Almost a decade after the project was first proposed, federal regulators are beginning the process of reviewing permits for a $4.5 billion container ship terminal to be built by Georgia and South Carolina on the Savannah River.

The U.S. Army Corps of Engineers has issued a public notice that it plans to prepare a draft environmental impact statement on the proposed terminal in Jasper County on the South Carolina side of the river.

The Oct. 21 notice lists a number of issues, from air quality and noise to sea level rise and impacts on scenery and historic properties, that may be addressed in the study.

A website has been set up — www.JasperOceanTerminalEIS.com — and a public meeting will be held early next year to discuss other issues that regulators should consider in reviewing the project.

It was in March 2007 that the governors of both states, Mark Sanford of South Carolina and Sonny Perdue of Georgia, came together on the windy riverfront to announce the shared project.

In the years since, the terminal site just downstream from downtown Savannah has been purchased, and a joint venture agreement drawn up. The idea is to have the first phase of the new terminal operating in a decade or so, when container capacity at the ports in both Charleston and Savannah begins running out.

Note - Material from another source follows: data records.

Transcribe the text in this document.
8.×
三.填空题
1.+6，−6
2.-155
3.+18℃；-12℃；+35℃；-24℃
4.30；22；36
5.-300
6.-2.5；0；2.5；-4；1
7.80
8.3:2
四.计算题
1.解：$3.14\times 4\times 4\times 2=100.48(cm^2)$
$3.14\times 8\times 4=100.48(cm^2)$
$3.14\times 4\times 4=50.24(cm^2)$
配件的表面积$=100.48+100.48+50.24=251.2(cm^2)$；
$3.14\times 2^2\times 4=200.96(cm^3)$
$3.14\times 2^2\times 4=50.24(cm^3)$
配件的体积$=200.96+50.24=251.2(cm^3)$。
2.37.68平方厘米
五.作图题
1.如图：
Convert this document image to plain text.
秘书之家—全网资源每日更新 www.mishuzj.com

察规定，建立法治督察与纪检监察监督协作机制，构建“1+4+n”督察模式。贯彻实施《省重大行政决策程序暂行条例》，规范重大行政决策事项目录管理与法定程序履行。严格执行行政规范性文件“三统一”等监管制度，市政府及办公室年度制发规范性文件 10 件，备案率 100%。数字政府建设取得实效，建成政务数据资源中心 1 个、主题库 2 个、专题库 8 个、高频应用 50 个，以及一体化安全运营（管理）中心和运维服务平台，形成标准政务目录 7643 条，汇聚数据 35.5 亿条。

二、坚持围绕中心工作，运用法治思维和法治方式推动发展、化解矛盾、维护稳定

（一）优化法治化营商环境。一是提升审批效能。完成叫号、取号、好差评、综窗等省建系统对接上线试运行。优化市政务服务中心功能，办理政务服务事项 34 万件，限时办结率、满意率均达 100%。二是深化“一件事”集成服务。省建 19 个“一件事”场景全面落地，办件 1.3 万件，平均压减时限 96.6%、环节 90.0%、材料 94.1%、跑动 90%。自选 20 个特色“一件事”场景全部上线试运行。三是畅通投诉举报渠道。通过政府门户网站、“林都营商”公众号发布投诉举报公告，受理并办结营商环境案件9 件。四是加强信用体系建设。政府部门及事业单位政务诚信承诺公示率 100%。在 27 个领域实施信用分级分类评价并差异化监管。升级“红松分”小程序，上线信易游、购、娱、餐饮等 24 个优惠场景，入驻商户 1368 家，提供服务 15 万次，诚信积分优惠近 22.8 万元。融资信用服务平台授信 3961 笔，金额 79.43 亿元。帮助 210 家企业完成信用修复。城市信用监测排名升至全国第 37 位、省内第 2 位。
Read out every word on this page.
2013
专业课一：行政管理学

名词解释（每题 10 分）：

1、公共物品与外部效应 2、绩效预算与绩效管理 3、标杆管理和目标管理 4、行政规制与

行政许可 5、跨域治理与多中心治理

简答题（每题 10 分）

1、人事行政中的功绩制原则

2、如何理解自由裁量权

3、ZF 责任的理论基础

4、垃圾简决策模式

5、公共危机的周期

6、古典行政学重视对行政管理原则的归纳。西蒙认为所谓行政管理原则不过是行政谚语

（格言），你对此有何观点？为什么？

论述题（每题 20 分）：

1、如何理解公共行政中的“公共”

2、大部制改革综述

The new terminal would have a wharf stretching for more than 2 miles. As for the new generation of container ships, this huge space could handle eight at a time.

The project also will include a four-lane divided highway between the terminal and U.S. 17, rail links to both CSX Transportation and Norfolk Southern rail lines, and a new rail bridge across the Savannah River.

The project would require dredging almost 450 acres of navigable waters and could potentially impact a little more than 50 acres of wetlands.

During the next three years, the Jasper Ocean Terminal board envisions spending about $15 million on studies required for terminal permits.